A new global map of Mars offers a new perspective on the planet.
The map, released earlier this month, was compiled from 3,000 photos taken by the United Arab Emirates’ Hope spacecraft and shows the red planet in its true light.
“These are all the natural colors of Mars,” said Dimitra Atri, a researcher at the Center for Space Sciences at NYU’s Abu Dhabi campus.
The primary science goal of Hope, which entered Mars orbit just over two years ago, is to study how dust storms and other weather conditions near the surface affect the rate at which Martian air escapes into outer space.
But the orbiter also carries a camera.
When Dr. Atri saw the first image sent back by Hope, “I was just blown away by the quality of the image showing the entire disc,” he said. “I had never seen Mars like this.”

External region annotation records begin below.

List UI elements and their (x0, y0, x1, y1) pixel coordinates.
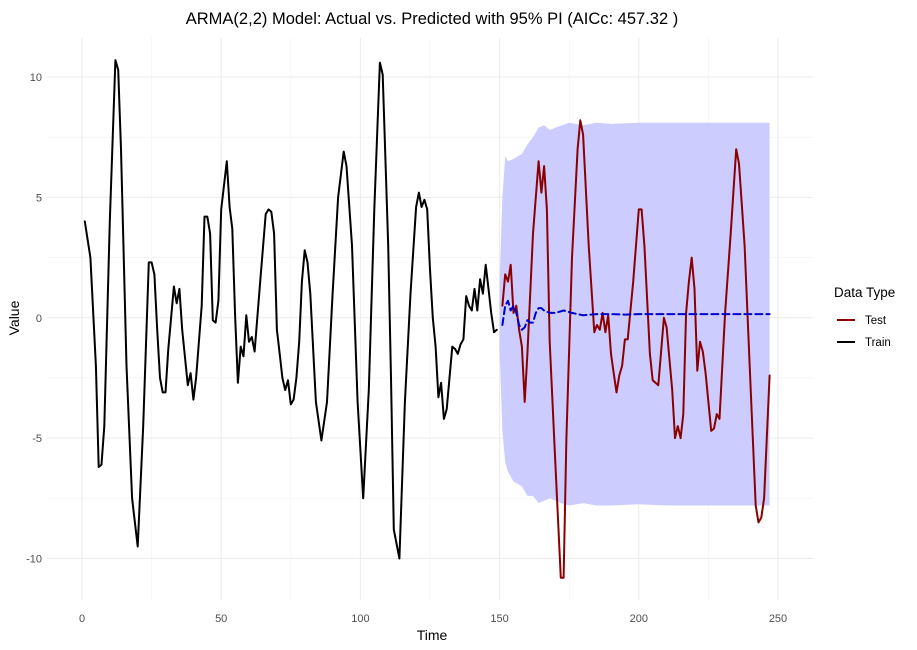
legend-title: Data Type (834, 285, 895, 300)
y-tick-label: -5 (32, 433, 42, 445)
x-tick-label: 150 (490, 613, 508, 625)
y-axis-title: Value (6, 300, 22, 335)
x-tick-label: 250 (769, 613, 787, 625)
series-line-test (501, 119, 771, 579)
series-line-predicted (501, 299, 771, 331)
legend-label-test: Test (865, 315, 887, 327)
x-tick-label: 200 (630, 613, 648, 625)
legend-label-train: Train (865, 337, 891, 349)
x-tick-label: 0 (79, 613, 85, 625)
y-tick-label: 10 (30, 72, 42, 84)
chart-title: ARMA(2,2) Model: Actual vs. Predicted wi… (186, 10, 678, 28)
y-tick-label: 0 (36, 313, 42, 325)
y-tick-label: -10 (26, 554, 42, 566)
series-lines (83, 59, 771, 579)
series-line-train (83, 59, 498, 560)
x-tick-labels: 0 50 100 150 200 250 (79, 613, 787, 625)
legend: Data Type Test Train (834, 285, 895, 349)
x-tick-label: 100 (351, 613, 369, 625)
x-tick-label: 50 (215, 613, 227, 625)
y-tick-label: 5 (36, 192, 42, 204)
x-axis-title: Time (417, 627, 448, 643)
y-tick-labels: -10 -5 0 5 10 (26, 72, 42, 566)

Maps of Mars are nothing new. In 1890, American businessman Percival Lowell used his wealth to build the Lowell Observatory in Flagstaff, Arizona, and while looking at Mars through a 24-inch telescope, he sketched what he believed to be man-made canals built by a Martian civilization. (He observed spoke-like structures on Venus; it was later shown that he may have inadvertently turned his telescope into a mirror and was looking at the back of his own eyeball.)
In the space age, numerous spacecraft have flown past or entered orbit around Mars.
But previous orbiters, such as NASA’s Mars Global Surveyor and Mars Reconnaissance Orbiter, have typically come much closer to the Martian surface, usually in orbits designed to pass over a location repeatedly at the same time of day. These images provide ever sharper surface detail, including sand dunes, gullies and boulders that have rolled down the hills.
“These are amazing, spectacular images,” said Dr. Atri. “But you don’t see the whole planet at once.” Lighting conditions that vary from place to place make it difficult to compile a single global view.
Light conditions are not a problem for other card types. Global Surveyor carried an altimeter that reflected a laser beam from the surface. By measuring the time it takes for the light pulse to travel to the surface and back, the instrument can measure the height of every nook and cranny of the surface. The scientists used the data to make a detailed topographic map.
For visible-light views, the Hubble Space Telescope, in orbit around Earth, can see an entire side of Mars. Scientists have compiled many such images into a global map similar to the new map from the Hope spacecraft.
But Mars, at its closest, is almost 34 million miles from Earth, so Hubble’s images lack sharpness. Hope travels around Mars in an elliptical orbit ranging from 12,400 miles to 27,000 miles above the Martian surface. That’s significantly higher than the Mars Reconnaissance Orbiter, but much closer than Hubble.
“We thought, well, we have to have an atlas because we might be able to photograph Mars over a period of several years,” Dr. Atri said. “So first we need to have an atlas where we can not only map the entire planet, but also show how it changes during the Martian year.”
Dr Atri was able to find images with similar lighting conditions to link them, omitting those where clouds obscured the surface. The process took months. “It’s extremely difficult to remove all the borders and stuff,” he said.
Dr Atri said he and his colleagues are currently writing a scientific paper to describe the algorithm they created. The same method could be applied to other spacecraft visiting other worlds, including the European Space Agency’s Jupiter Icy Moons Explorer or Juice, which launched on Friday.
“These ice moons look so beautiful,” said Dr. Atri. “So we should be able to apply the same technique.”